Bercocok tanam musim hujan tidak masalah. Air berlimpah. Namun begitu masuk musim kemarau mereka harus gantung pacul alias istirahat total. Pasalnya, brambang dan mentimun butuh air banyak untuk penyiraman setiap hari.


“Selama musim kemarau saya tidak bertanam karena kesulitan air,” kata Abdul Wahid yang diamini Sugianto kepada beritajateng, Rabu (18/10).
Tetapi itu cerita sebelum ada embung di Desa Sojomerto alias Embung Sojomerto. Sejak di desa tersebut tahun 2016 dibangun embung sebagai program Gerakan 1000 Embung yang dicanangkan Pemprov. Jateng, Sugianto dan Abdul Wahid sudah bisa bercocok tanam sepanjang tahun.
Embung Sojomerto dengan kedalaman 5 m (rata-rata air 4 m) bisa menampung air 8.539 m³ dan selalu tersedia sepanjang musim. Suplay air Embung Sojomerto berasal dari Bendung Sojomerto yang berjarak sekitar 1 km dari embung. Adapun air Bendung Sojomerto berasal dari waduk Curugsewu nun jauh di Desa Curugsewu, Kecamatan Patean, Kabupaten Kendal.
Dari Curgsewu air mengalir sampai jauh ke Bendung Sojomerto melalui Sungai Blukar. Air yang terhimpun di Bendung Sojomerto sejatinya juga untuk embung yang lain, yaitu Embung Triharjo, Bumiayu, Kedungasri, Ngrejo, Ringinarum, Tejorejo, Rowo Branten dan Kedunggading.

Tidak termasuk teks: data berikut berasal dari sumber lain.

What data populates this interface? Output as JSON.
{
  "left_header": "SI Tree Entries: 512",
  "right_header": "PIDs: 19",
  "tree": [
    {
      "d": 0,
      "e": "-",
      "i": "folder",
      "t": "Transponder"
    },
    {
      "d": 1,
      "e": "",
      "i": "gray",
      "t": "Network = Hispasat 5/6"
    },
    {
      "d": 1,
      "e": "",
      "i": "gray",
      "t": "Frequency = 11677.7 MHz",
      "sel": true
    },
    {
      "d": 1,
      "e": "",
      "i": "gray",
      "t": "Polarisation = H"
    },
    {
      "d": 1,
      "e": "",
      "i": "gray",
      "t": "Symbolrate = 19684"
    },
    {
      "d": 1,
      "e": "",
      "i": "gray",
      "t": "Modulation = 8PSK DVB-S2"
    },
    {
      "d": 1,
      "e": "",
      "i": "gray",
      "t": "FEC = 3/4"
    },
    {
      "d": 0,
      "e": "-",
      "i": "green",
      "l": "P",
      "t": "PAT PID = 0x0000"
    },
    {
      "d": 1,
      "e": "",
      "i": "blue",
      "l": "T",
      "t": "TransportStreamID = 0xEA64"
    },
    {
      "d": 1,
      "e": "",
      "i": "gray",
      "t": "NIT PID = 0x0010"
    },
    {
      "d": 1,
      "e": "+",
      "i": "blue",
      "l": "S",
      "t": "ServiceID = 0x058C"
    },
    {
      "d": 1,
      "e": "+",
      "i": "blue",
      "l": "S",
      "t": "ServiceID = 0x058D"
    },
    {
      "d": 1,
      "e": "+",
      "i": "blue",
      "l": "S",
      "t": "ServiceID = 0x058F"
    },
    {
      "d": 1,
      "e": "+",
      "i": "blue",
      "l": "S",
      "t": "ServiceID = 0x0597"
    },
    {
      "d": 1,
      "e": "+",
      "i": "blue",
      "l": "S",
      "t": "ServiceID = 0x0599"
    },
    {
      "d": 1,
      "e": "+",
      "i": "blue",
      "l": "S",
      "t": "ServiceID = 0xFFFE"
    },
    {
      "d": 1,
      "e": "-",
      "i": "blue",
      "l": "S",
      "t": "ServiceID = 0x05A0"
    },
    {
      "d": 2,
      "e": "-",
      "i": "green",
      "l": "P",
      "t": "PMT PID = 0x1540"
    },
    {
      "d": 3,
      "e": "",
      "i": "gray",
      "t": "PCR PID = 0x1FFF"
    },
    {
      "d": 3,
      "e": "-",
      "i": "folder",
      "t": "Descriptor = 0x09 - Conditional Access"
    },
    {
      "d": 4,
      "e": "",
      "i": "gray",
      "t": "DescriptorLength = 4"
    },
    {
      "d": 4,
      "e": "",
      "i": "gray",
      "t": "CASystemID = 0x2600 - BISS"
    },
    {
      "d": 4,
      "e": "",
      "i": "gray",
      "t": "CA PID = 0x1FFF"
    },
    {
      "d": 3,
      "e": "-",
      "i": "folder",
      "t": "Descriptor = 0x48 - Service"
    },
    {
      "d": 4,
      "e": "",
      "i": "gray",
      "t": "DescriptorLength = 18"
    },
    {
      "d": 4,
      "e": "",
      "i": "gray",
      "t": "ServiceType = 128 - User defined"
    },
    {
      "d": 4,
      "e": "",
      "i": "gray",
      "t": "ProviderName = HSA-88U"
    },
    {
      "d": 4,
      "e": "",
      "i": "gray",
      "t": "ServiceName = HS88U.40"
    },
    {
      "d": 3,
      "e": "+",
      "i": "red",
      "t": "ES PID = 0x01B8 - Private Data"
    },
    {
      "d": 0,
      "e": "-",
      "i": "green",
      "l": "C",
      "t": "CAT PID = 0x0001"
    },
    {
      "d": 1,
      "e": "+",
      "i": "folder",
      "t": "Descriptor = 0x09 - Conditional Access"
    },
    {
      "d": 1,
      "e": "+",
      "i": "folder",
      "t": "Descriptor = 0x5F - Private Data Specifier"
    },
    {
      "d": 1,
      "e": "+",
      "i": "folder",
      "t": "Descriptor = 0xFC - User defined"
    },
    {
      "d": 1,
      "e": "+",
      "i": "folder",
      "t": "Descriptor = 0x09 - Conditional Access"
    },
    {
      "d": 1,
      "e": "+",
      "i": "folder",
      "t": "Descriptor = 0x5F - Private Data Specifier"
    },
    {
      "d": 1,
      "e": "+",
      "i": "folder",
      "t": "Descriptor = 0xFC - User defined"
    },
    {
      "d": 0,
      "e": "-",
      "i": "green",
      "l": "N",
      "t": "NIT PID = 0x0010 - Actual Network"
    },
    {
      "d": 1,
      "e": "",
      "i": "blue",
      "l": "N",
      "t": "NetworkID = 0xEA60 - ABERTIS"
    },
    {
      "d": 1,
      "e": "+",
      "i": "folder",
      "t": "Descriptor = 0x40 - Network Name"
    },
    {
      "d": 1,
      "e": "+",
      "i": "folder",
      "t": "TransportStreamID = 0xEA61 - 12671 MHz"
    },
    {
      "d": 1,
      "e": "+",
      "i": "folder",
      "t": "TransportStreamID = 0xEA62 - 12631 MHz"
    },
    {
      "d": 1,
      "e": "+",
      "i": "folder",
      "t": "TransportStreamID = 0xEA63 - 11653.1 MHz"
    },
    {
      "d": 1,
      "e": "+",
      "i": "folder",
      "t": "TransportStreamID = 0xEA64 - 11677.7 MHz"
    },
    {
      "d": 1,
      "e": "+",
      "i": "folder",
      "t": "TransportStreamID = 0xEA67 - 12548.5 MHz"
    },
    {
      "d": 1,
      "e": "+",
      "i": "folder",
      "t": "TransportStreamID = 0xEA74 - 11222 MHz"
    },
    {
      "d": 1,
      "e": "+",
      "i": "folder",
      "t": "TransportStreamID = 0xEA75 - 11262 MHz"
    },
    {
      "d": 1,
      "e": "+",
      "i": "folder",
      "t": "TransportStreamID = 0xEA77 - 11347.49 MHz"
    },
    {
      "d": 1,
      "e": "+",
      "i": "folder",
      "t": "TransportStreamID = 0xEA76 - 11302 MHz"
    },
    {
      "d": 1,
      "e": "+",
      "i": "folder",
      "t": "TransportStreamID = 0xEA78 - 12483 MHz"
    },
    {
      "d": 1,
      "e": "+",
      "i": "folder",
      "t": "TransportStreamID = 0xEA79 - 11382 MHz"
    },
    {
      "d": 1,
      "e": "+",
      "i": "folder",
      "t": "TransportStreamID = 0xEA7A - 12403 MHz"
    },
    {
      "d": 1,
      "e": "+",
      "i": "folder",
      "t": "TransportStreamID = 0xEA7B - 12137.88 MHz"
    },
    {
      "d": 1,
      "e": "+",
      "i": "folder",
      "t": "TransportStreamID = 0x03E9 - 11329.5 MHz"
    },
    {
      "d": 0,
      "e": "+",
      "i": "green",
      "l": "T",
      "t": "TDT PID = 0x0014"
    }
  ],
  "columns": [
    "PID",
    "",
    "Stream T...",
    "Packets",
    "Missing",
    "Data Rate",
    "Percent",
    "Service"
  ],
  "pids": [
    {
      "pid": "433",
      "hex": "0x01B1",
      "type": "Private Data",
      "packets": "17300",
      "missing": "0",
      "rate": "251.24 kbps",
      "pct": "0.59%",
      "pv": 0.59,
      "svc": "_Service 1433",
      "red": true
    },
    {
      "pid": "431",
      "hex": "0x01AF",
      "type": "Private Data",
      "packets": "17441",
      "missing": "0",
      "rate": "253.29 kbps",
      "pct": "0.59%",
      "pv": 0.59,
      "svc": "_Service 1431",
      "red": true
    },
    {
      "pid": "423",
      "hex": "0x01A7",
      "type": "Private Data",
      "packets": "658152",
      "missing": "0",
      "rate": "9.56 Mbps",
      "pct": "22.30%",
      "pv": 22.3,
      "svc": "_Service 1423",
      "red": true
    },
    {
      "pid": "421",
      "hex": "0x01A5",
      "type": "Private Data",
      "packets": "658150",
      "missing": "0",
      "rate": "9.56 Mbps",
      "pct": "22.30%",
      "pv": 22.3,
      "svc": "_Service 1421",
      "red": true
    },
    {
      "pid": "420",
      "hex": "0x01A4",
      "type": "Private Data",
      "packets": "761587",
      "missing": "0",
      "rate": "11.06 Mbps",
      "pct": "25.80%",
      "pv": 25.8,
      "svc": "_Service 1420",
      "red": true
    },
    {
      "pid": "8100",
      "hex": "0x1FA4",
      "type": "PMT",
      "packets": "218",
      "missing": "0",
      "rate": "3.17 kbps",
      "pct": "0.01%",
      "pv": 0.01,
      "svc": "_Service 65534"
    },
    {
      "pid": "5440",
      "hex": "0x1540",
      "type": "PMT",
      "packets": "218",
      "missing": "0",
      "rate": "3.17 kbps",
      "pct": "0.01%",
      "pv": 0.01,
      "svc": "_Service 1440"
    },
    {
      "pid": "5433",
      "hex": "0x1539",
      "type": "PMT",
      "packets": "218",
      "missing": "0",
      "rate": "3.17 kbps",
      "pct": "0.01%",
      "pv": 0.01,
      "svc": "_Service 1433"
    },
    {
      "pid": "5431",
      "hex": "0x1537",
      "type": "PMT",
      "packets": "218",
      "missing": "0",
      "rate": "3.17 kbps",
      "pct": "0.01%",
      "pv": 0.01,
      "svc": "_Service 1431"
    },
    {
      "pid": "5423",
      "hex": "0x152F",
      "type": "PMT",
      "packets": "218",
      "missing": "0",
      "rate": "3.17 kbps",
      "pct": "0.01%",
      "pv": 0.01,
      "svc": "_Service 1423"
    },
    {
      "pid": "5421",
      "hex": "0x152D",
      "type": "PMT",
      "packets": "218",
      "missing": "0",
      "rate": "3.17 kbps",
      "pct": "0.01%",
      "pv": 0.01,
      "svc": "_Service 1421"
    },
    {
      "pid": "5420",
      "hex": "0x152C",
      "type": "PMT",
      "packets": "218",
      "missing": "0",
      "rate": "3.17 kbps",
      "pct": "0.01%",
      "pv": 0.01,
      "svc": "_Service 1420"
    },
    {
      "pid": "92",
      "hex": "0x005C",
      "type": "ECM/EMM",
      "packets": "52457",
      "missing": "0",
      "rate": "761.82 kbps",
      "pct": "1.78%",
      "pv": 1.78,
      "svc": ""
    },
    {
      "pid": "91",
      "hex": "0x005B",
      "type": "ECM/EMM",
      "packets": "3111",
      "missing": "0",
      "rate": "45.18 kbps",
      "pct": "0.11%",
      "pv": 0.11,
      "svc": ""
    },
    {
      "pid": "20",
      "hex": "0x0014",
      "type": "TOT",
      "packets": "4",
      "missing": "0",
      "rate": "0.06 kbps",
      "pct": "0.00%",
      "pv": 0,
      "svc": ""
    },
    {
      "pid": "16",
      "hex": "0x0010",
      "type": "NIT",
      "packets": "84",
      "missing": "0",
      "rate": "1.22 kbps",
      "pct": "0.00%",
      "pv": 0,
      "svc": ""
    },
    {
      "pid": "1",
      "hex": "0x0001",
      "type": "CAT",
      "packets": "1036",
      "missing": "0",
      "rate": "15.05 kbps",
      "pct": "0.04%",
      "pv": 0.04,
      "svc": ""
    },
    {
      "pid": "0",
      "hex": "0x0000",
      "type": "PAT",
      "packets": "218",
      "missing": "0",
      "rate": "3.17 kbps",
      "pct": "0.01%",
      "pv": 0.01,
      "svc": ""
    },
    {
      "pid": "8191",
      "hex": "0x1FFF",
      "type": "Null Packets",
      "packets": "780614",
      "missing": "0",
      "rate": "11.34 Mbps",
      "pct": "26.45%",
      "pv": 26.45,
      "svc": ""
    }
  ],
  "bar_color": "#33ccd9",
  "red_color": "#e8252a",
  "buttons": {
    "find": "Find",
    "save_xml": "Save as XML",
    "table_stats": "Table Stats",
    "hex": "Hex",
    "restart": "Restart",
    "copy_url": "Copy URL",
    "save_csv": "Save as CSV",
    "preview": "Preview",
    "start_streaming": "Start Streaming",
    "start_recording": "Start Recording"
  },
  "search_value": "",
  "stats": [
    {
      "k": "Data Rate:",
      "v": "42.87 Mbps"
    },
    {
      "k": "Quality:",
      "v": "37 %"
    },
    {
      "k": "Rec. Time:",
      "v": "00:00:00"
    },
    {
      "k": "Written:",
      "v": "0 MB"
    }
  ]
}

Dari Bendung Sojomerto ke Embung Sojomerto dialirkan melalui saluran irigasi tersier. Ketika beritajateng.net ke lokasi, Rabu (18/10), terlihat air jernih mengalir menuju pintu air embung.
Embung Sojomerto bisa mengairi lahan pertanian dengan radius 1 km. Petani menyedot air menggunakan selang 3 dim. Jika lokasi tegalan jauh dari embung petani, seperti halnya Sugianto, air disedot menggunakan mesin pompa air. Jika dekat, sebagaimana Abdul Wahid, cukup memanfaatkan gratifikasi.
“Alhamdulillah sejak ada embung saya bisa terus menanam sepanjang tahun. Seperti tahun ini saya menanam brambang dan mentimun, hasilnya bagus semua,” kata Abdul Wahid.
Kebetulan lahan yang disewa Abdul Wahid cukup dekat, bahkan mepet, dengan embung. Sehingga dari embung ke tegalannya Abdul Wahid membutuhkan selang tidak lebih dari 15 meter untuk menyedot air dari embung. Tanpa menggunakan mesin pompa air mengalir deras ke tegalannya.
Abdul Wahid setiap hari melakukan penyiraman yaitu di pagi hari. Air yang menggenang di tegalannya disiramkan ke tanaman.
Berbeda dengan Sugianto, untuk mengalirkan air ke tegalannya yang berjarak sekitar 50 meter dari embung dia membutuhkan solar untuk mesin pompanya. Dua hari sekali dia mengairi tegalannya. Sekali mengairi, dengan durasi waktu setengah hari, Sugianto membutuhkan lima liter solar.
Saat ini harga brambang Rp10.000/kg di tingkat petani dan mentimun Rp6000/kg di tingkat petani. “Kalau lagi baik harga brambang bisa sampai Rp25.000 per kg,” kata Abdul Wahid.
Brambang membutuhkan masa tanam 60 hari dan mentimun 35 hari.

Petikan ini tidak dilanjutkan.